My patient and her spouse said it looked like a question mark from their angle,
as they were driving into town from the north.
It looked like it was made up of a couple of lenticular clouds that got all tangled with each other. 
Below, you will find the info about lenticular clouds.......that I have posted in the past.
While lenticular clouds are considered "rare"........they are not rare in some parts of the world, Mt. Shasta being one of those places. We can have them daily, most likely weekly at the minimum.
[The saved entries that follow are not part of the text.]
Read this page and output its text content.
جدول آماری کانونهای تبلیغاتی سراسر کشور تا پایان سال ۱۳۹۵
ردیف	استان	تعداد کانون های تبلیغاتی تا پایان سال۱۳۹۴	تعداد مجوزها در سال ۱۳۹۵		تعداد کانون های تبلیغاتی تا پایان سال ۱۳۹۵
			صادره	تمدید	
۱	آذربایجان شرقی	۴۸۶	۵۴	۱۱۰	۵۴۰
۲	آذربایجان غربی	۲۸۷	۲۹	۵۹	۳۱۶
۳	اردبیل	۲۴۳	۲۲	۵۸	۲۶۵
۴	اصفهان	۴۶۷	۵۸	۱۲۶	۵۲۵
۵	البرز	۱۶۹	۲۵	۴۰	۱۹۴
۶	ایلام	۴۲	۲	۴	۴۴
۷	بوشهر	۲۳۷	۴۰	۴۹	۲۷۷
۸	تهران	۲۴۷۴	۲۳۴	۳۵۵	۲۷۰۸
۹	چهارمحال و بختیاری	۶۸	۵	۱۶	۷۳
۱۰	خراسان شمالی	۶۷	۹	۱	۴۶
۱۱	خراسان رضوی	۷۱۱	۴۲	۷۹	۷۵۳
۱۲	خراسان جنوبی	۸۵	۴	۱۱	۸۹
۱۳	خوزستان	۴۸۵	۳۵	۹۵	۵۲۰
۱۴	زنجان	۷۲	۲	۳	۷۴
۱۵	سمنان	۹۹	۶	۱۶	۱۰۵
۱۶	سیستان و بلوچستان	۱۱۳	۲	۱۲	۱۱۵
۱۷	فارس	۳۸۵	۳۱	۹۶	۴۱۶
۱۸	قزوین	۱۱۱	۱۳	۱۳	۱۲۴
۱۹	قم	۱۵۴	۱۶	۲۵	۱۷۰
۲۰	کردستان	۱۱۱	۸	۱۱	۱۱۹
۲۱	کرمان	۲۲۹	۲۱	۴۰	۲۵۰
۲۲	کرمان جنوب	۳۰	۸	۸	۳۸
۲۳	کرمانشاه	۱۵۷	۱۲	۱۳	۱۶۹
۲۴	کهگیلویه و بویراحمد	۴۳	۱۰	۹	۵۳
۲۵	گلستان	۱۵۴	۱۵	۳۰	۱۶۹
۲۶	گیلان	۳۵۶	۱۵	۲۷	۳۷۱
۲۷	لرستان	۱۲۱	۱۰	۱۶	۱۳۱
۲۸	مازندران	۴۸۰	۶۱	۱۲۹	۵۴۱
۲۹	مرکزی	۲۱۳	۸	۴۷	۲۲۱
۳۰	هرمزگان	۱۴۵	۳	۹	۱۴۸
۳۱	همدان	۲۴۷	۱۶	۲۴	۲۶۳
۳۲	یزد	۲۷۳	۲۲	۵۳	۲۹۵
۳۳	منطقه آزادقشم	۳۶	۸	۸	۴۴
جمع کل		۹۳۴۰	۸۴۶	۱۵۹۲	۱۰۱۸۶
And sometimes a lenticular cloud can hang around for days.
 They are so amazing and beautiful, and common around here.

      According to the link above, Wikipedia states:

Lenticular clouds (Altocumulus lenticularis) are stationary lens-shaped clouds that form at high altitudes, normally aligned perpendicular to the wind direction. Lenticular clouds can be separated into altocumulus standing lenticularis (ACSL), stratocumulus standing lenticular (SCSL), and cirrocumulus standing lenticular (CCSL). Due to their shape, they have been offered as an explanation for some Unidentified Flying Object (UFO) sightings.

And also this about their formation:

Where stable moist air flows over a mountain or a range of mountains, a series of large-scale standing waves may form on the downwind side. If the temperature at the crest of the wave drops to the dew point, moisture in the air may condense to form lenticular clouds. As the moist air moves back down into the trough of the wave, the cloud may evaporate back into vapor. Under certain conditions, long strings of lenticular clouds can form near the crest of each successive wave, creating a formation known as a 'wave cloud.' The wave systems cause large vertical air movements and so enough water vapor may condense to produce precipitation. The clouds have been mistaken for UFOs (or "visual cover" for UFOs) because these clouds have a characteristic lens appearance and smooth saucer-like shape. Bright colors (called Irisation) are sometimes seen along the edge of lenticular clouds.[1] These clouds have also been known to form in cases where a mountain does not exist, but rather as the result of shear winds created by a front.
Thanks for enjoying these shots with me.